Counterfactual: If Whitlam had lost the 1972 election
The Liberals learned a lot from Richard Nixon's demolition of George McGovern in the US elections of that year. Young Sydney lawyer John Howard was dispatched to Washington to work closely with the Republicans, where he forged lifelong friendships with Dick Cheney and Karl Rove.
Howard returned and, with the help of his mentor John Carrick, worked with advertisers and speechwriters to go in hard against Whitlam's "dangerous socialism". The celebration of Australian actions at Long Tan and Firebase Coral made the Liberals appear to be champions of the national interest in war, and linked intemperate protestors to Whitlam.
When Whitlam admitted to visiting China and meeting Mao Zedong, Prime Minister Gorton shot back: "and did you at least ask him to please stop killing Australian soldiers in South Vietnam?". While Whitlam had a riposte for that in Parliament, and while history would show China did not have the impact on Vietnam that Domino Theory implied, Gorton inspired counter-protests on Vietnam which discouraged students from participating in protests. Vietnam had been positive for the Coalition in 1966, but by 1972 it was a muddied neutral.
Gorton had cleaned up his act since his near-death political experience in March 1971. He dispatched McMahon and his followers to the backbench and began addressing the areas that had lost support for the Liberals. He built bridges with the suspicious NSW division. He targeted electorates on the outskirts of the major cities, championing small-scale farmers while criticising state governments for providing too few services to new suburbs in these areas. Premiers Askin, Bolte and Bjelke-Petersen were livid but Gorton was only repaying them for their lack of support.
The 1972 election was a replay of 1961: a one-seat victory by the Coalition. Labor had turned a 39-seat deficit in 1966 to a 7-seat deficit in 1969, but the close-but-no-cigar effort made Whitlam and Labor despair of one another.
Labor experienced a generational change in 1973. Frank Crean, Lance Barnard, Frank Stewart, Charlie Jones, Jim Cope, Rex Connor, all of whom would have been ministers in the Whitlam government gave it away or were tapped on the shoulder. The Coalition did not clean out its dead wood to the same extent. Whitlam stayed as leader in 1973 due to a solid performance in the byelections. ACTU President Bob Hawke stood on the steps of Trades Hall in Melbourne and cried "do I have to come down there and do every bloody thing myself?", before announcing that he would run for Parliament.

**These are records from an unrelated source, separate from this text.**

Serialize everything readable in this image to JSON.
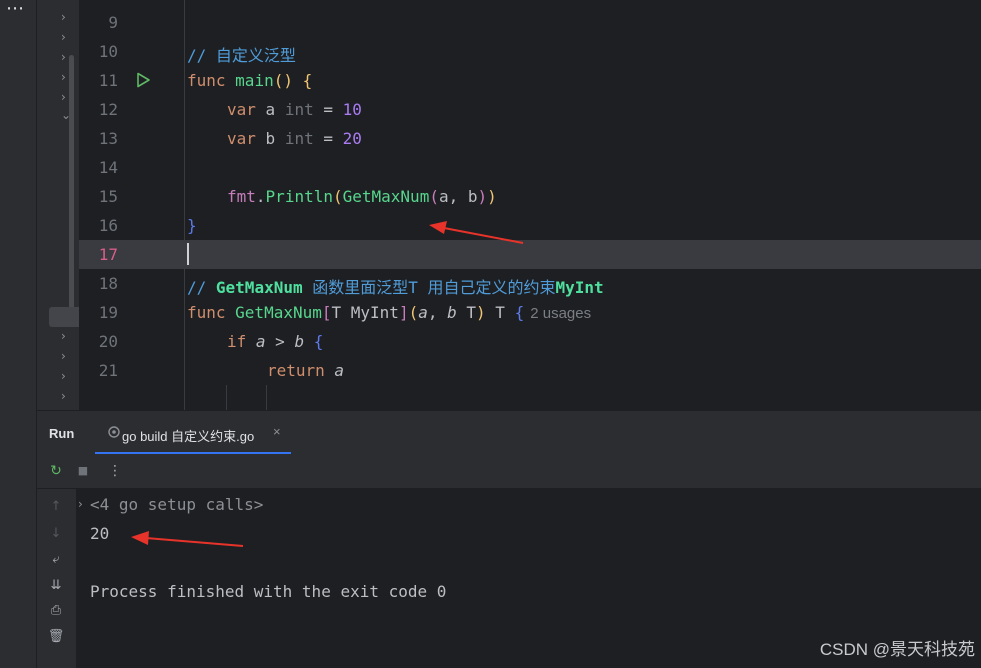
{
  "sidebar": {
    "more_icon": "⋯"
  },
  "editor": {
    "lines": [
      {
        "n": "9"
      },
      {
        "n": "10"
      },
      {
        "n": "11"
      },
      {
        "n": "12"
      },
      {
        "n": "13"
      },
      {
        "n": "14"
      },
      {
        "n": "15"
      },
      {
        "n": "16"
      },
      {
        "n": "17"
      },
      {
        "n": "18"
      },
      {
        "n": "19"
      },
      {
        "n": "20"
      },
      {
        "n": "21"
      }
    ],
    "code": {
      "l10": "// 自定义泛型",
      "l11_kw": "func",
      "l11_fn": "main",
      "l11_rest": "() {",
      "l12_kw": "var",
      "l12_name": " a ",
      "l12_type": "int",
      "l12_eq": " = ",
      "l12_num": "10",
      "l13_kw": "var",
      "l13_name": " b ",
      "l13_type": "int",
      "l13_eq": " = ",
      "l13_num": "20",
      "l15_pkg": "fmt",
      "l15_dot": ".",
      "l15_fn": "Println",
      "l15_p1": "(",
      "l15_fn2": "GetMaxNum",
      "l15_p2": "(",
      "l15_args": "a, b",
      "l15_p3": ")",
      "l15_p4": ")",
      "l16": "}",
      "l18_prefix": "// ",
      "l18_bold": "GetMaxNum",
      "l18_text": " 函数里面泛型T 用自己定义的约束",
      "l18_bold2": "MyInt",
      "l19_kw": "func",
      "l19_fn": " GetMaxNum",
      "l19_b1": "[",
      "l19_tp": "T MyInt",
      "l19_b2": "]",
      "l19_p1": "(",
      "l19_a": "a",
      "l19_comma": ", ",
      "l19_b": "b",
      "l19_t": " T",
      "l19_p2": ")",
      "l19_ret": " T ",
      "l19_brace": "{",
      "l19_hint": "2 usages",
      "l20_kw": "if",
      "l20_a": " a",
      "l20_op": " > ",
      "l20_b": "b",
      "l20_brace": " {",
      "l21_kw": "return",
      "l21_a": " a"
    }
  },
  "run_panel": {
    "title": "Run",
    "tab_label": "go build 自定义约束.go",
    "tab_close": "×",
    "toolbar": {
      "rerun_icon": "↻",
      "stop_icon": "■",
      "more_icon": "⋮"
    },
    "side": {
      "up_icon": "↑",
      "down_icon": "↓",
      "wrap_icon": "⤶",
      "scroll_end_icon": "⇊",
      "print_icon": "⎙",
      "trash_icon": "🗑"
    },
    "console": {
      "chevron": "›",
      "setup_calls": "<4 go setup calls>",
      "output": "20",
      "finished": "Process finished with the exit code 0"
    }
  },
  "watermark": "CSDN @景天科技苑",
  "colors": {
    "accent": "#3574f0",
    "arrow": "#e8332a",
    "run_green": "#5fb865"
  }
}
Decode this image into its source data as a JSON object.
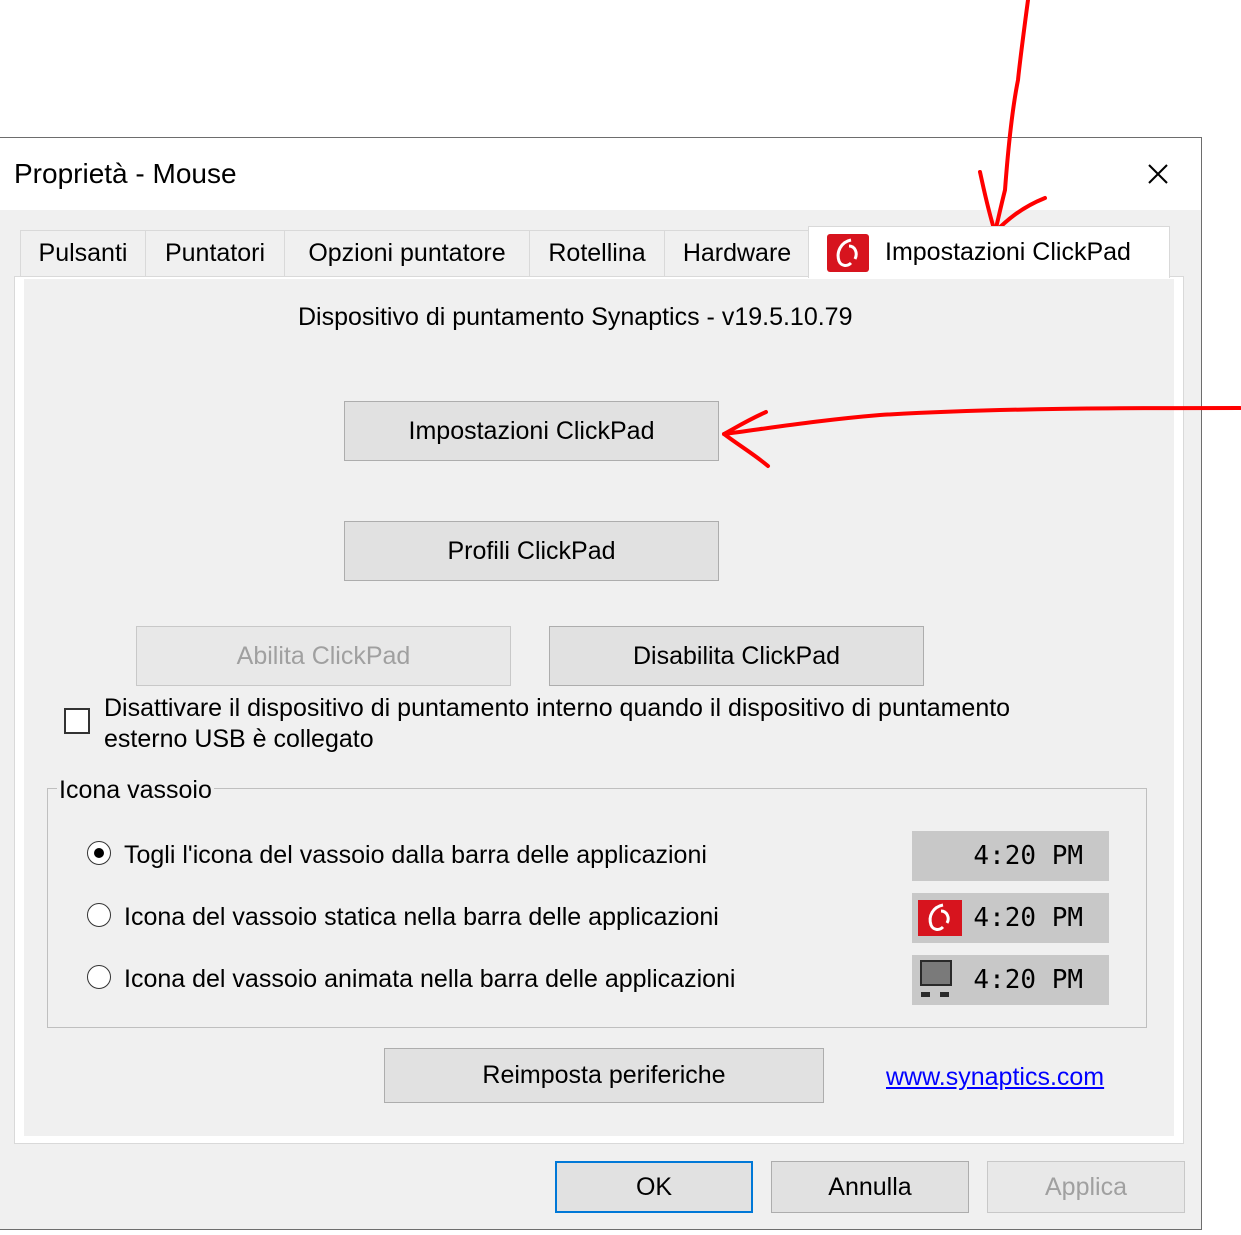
{
  "window": {
    "title": "Proprietà - Mouse"
  },
  "tabs": [
    {
      "label": "Pulsanti"
    },
    {
      "label": "Puntatori"
    },
    {
      "label": "Opzioni puntatore"
    },
    {
      "label": "Rotellina"
    },
    {
      "label": "Hardware"
    },
    {
      "label": "Impostazioni ClickPad",
      "active": true,
      "icon": "synaptics-icon"
    }
  ],
  "panel": {
    "device_caption": "Dispositivo di puntamento Synaptics - v19.5.10.79",
    "buttons": {
      "clickpad_settings": "Impostazioni ClickPad",
      "clickpad_profiles": "Profili ClickPad",
      "enable_clickpad": "Abilita ClickPad",
      "disable_clickpad": "Disabilita ClickPad",
      "reset_devices": "Reimposta periferiche"
    },
    "checkbox": {
      "label_line1": "Disattivare il dispositivo di puntamento interno quando il dispositivo di puntamento",
      "label_line2": "esterno USB è collegato",
      "checked": false
    },
    "tray_group": {
      "label": "Icona vassoio",
      "options": [
        {
          "label": "Togli l'icona del vassoio dalla barra delle applicazioni",
          "selected": true,
          "preview_time": "4:20 PM",
          "preview_icon": "none"
        },
        {
          "label": "Icona del vassoio statica nella barra delle applicazioni",
          "selected": false,
          "preview_time": "4:20 PM",
          "preview_icon": "synaptics-icon"
        },
        {
          "label": "Icona del vassoio animata nella barra delle applicazioni",
          "selected": false,
          "preview_time": "4:20 PM",
          "preview_icon": "touchpad-icon"
        }
      ]
    },
    "link": "www.synaptics.com"
  },
  "footer": {
    "ok": "OK",
    "cancel": "Annulla",
    "apply": "Applica"
  },
  "colors": {
    "accent": "#0078d7",
    "annotation": "#ff0000",
    "synaptics_red": "#d7141e",
    "link": "#0000ff"
  },
  "annotations": [
    "red-arrow-to-tab",
    "red-arrow-to-button"
  ]
}
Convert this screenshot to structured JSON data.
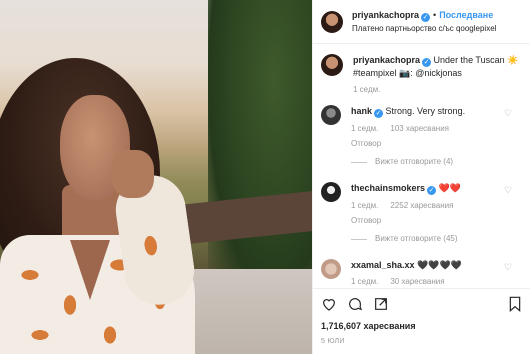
{
  "post": {
    "author": "priyankachopra",
    "follow_label": "Последване",
    "dot": "•",
    "sponsor_text": "Платено партньорство с/ъс qooglepixel",
    "caption_user": "priyankachopra",
    "caption_text": "Under the Tuscan ☀️ #teampixel 📷: @nickjonas",
    "caption_time": "1 седм."
  },
  "comments": [
    {
      "user": "hank",
      "verified": true,
      "text": "Strong. Very strong.",
      "time": "1 седм.",
      "likes": "103 харесвания",
      "reply": "Отговор",
      "view": "Вижте отговорите (4)"
    },
    {
      "user": "thechainsmokers",
      "verified": true,
      "text": "❤️❤️",
      "time": "1 седм.",
      "likes": "2252 харесвания",
      "reply": "Отговор",
      "view": "Вижте отговорите (45)"
    },
    {
      "user": "xxamal_sha.xx",
      "verified": false,
      "text": "🖤🖤🖤🖤",
      "time": "1 седм.",
      "likes": "30 харесвания"
    }
  ],
  "footer": {
    "likes": "1,716,607 харесвания",
    "date": "5 ЮЛИ"
  },
  "icons": [
    "heart-icon",
    "comment-icon",
    "share-icon",
    "bookmark-icon",
    "verified-icon"
  ],
  "colors": {
    "accent": "#3897f0",
    "heart_red": "#ed4956",
    "muted": "#999999"
  }
}
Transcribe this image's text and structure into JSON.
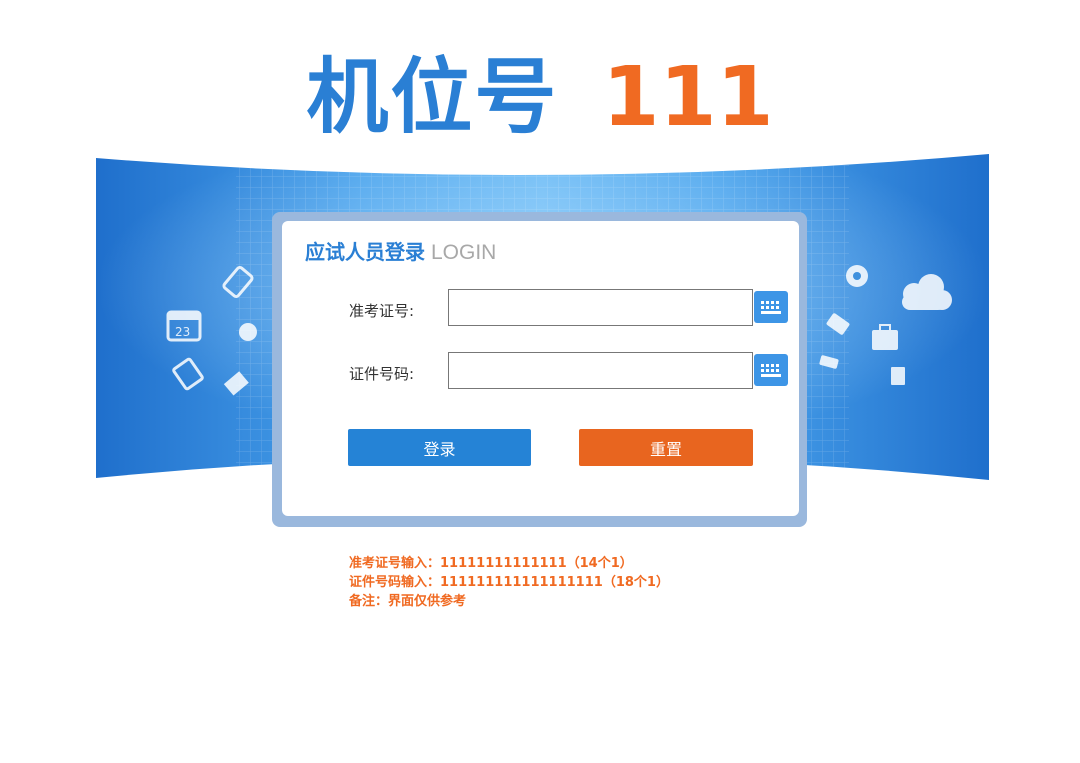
{
  "header": {
    "seat_label": "机位号",
    "seat_number": "111"
  },
  "login": {
    "title_cn": "应试人员登录",
    "title_en": "LOGIN",
    "fields": [
      {
        "label": "准考证号:",
        "value": "",
        "placeholder": ""
      },
      {
        "label": "证件号码:",
        "value": "",
        "placeholder": ""
      }
    ],
    "keyboard_icon": "keyboard-icon",
    "login_button": "登录",
    "reset_button": "重置"
  },
  "notes": {
    "line1": "准考证号输入：11111111111111（14个1）",
    "line2": "证件号码输入：111111111111111111（18个1）",
    "line3": "备注：界面仅供参考"
  },
  "colors": {
    "brand_blue": "#2a7fd4",
    "accent_orange": "#f06a22",
    "button_blue": "#2583d6",
    "button_orange": "#e8651f",
    "banner_blue": "#1f74cf"
  },
  "banner_icons": [
    "calendar-icon",
    "phone-icon",
    "globe-icon",
    "clipboard-icon",
    "mail-icon",
    "gear-icon",
    "cloud-icon",
    "tag-icon",
    "briefcase-icon",
    "contact-book-icon"
  ]
}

1973: oil shock creates economic “perfect storm” that wrecks Liberal reputation for prudent economic management. Though the Gorton government completed its withdrawal from Vietnam, it failed to distance itself from US failure in the war.
Bob Hawke becomes Labor leader in 1974 and admonishes those who ostracised returning servicemen, recognising them as working-class heroes on par with returnees from other wars, deserving sympathy and support. This attracts conservative voters to Labor without alienating their base. Leftists reconcile to this by viewing Vietnam vets as victims of Yankee imperialism.
Gorton hands over to Fraser in 1974, who has an economic basket case on his hands and little room to manoeuvre politically. He tries bringing in new ministers but after 26 years in government he can only minimise losses.
Hawke leads Labor to government as a Wilson-style social democrat, doesn’t challenge tariffs or fixed exchange rates (let alone, God forbid, centralised arbitration) and spends like a drunken sailor. 1979 oil shock buggers the economy again. Hawke embarrasses self, party and nation with booze/sex scandals.
The adherence to US/UK political cycles continues when the Liberals come back to government implementing Thatcher-Reagan-style policies, deregulating and privatising. No Medicare, no car industry either. Early 1990s: Labor comes back to office with a Blair/Clinton “third way” agenda, possibly including Medicare. We would now be governed by a Bush-style conservative government.